In this test we will try and replicate the problem. We will do almost the exact same as the test above, except we will use a script. If the issues with the script are the same as what we’re having, we will get a 404 error with no https cert.

And the difference is we will use a bash script with variables. So we will create a file named, install.sh.

my_hostname="script.wsd.sh"
my_email="my_email@wsd.co.jp"

yum update -y
yum upgrade -y
setenforce 0
yum install git vim yum-utils wget -y
dnf install epel-release -y

yum install nginx -y
systemctl start nginx
systemctl enable nginx
dnf install certbot python3-certbot-nginx -y

firewall-cmd --permanent --add-service=http
firewall-cmd --permanent --add-service=https
firewall-cmd --reload

echo "server {
    listen          80;
    listen          [::]:80;
    server_name     $my_hostname;
    access_log      /var/log/nginx/$my_hostname.access.log;
    error_log       /var/log/nginx/$my_hostname.error.log;
    
    root            /usr/share/nginx/html;
    location ^~ /.well-known/acme-challenge/ {
        default_type "text/plain";
    }
    
    location / {
        proxy_set_header X-Real-IP \$remote_addr;
        proxy_set_header HOST \$http_host;
        proxy_set_header X-NginX-Proxy true;
        proxy_pass http://localhost:3000;
        proxy_redirect off;
    }
    
}" > /etc/nginx/conf.d/my-app.conf
systemctl restart nginx
certbot --nginx -d "$my_hostname" --non-interactive --agree-tos -m "$my_email" --redirect

Okay, and we get a 502 with https. Which is what we want / expect to happen. So what I was thinking is there might be an issue with nginx at this point, but it’s working as i would normally be expecting. So I think the next step is to go back and run my exact script as-is, and see if it works or not, and that means I have an error somewhere in my install script.

Full Script

My original goal was to try and isolate the issue by focusing on the nginx portion of the install script. But that part didn’t seem to run into any issues. So I’ll run my full script up to the point where the https certificate is created, and we’ll see if that works or not. If it works, it means that I ran into a fluke or some kind of bad luck where I question my sanity. otherwise if it doesn’t work we can try to comment lines out to identify what the issue is.
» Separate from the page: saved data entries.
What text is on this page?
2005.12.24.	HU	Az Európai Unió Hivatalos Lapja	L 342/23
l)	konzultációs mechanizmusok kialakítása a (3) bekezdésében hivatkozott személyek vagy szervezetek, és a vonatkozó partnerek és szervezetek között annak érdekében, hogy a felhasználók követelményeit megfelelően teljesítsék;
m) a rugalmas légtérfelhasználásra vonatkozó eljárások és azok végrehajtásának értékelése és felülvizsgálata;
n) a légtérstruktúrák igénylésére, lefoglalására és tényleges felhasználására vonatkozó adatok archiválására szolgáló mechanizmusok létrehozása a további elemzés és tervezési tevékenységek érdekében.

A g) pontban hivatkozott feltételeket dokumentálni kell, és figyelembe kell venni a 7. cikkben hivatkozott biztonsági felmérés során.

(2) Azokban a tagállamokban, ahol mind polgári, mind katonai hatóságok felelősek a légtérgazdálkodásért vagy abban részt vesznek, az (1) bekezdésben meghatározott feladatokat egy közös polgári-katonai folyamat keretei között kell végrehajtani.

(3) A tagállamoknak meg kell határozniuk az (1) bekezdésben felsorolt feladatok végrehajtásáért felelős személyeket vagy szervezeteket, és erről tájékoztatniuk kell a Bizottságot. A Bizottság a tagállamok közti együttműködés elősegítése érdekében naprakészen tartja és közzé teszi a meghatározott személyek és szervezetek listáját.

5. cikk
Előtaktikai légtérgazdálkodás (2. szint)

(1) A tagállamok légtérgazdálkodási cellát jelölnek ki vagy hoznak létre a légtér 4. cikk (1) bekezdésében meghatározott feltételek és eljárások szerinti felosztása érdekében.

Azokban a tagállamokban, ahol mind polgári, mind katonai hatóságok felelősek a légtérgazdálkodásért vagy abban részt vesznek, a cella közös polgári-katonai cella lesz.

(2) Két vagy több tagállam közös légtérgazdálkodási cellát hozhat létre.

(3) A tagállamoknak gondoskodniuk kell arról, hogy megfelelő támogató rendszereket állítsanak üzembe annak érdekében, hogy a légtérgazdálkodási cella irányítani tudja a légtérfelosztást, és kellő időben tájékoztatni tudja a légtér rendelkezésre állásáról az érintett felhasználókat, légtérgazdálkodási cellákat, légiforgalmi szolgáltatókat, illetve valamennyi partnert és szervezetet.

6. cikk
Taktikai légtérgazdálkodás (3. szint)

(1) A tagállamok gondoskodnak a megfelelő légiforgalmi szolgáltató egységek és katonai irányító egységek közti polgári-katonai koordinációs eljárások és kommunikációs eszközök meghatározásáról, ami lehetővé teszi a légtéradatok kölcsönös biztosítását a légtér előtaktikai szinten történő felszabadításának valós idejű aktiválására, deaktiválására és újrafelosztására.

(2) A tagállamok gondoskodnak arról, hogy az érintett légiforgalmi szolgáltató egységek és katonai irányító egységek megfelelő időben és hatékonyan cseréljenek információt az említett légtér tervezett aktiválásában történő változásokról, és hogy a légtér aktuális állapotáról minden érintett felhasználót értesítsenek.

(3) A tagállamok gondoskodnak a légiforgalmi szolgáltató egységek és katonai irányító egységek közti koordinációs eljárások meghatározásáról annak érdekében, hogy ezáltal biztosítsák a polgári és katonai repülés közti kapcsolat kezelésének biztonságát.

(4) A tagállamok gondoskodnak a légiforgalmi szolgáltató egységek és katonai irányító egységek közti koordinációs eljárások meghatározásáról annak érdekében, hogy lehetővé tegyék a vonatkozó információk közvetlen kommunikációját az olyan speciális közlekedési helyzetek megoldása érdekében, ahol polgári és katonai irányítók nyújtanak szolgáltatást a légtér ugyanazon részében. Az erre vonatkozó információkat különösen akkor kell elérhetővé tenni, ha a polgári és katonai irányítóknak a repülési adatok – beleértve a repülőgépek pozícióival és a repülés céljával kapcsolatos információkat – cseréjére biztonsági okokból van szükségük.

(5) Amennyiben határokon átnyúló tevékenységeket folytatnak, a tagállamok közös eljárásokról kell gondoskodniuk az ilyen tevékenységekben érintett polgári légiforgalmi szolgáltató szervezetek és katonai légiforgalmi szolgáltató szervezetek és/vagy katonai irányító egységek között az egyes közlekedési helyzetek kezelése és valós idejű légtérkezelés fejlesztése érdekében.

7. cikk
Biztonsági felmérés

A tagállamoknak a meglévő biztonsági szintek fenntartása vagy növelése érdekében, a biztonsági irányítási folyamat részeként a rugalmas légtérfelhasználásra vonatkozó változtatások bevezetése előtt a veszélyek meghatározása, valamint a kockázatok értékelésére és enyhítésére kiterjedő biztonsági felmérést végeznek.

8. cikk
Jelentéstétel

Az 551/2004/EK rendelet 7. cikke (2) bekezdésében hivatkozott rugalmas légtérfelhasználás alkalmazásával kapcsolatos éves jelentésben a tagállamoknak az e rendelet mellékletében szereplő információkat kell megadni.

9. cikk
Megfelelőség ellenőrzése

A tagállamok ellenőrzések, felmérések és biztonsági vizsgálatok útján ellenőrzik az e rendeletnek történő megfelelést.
So three tests, three results of what I would expect, but none of them replicated the error that I was running into earlier. And that makes me worried that I’m taking crazy pills as this is a really weird error that I would never really expect to run into, but I did.

So I can think of two possibilities. One is that I probably shouldn’t be using single letter subdomains, as there might be an issue when testing for that. Or there might be an issue with Git clone coming before this. Or there might be an issue with the enitre install running puts strain on the VPS and causes un-expected issues. What I think I’ll do is split the install into install_server and install_application. And that way I can test and debug any nginx issues before the rest of the application is installed.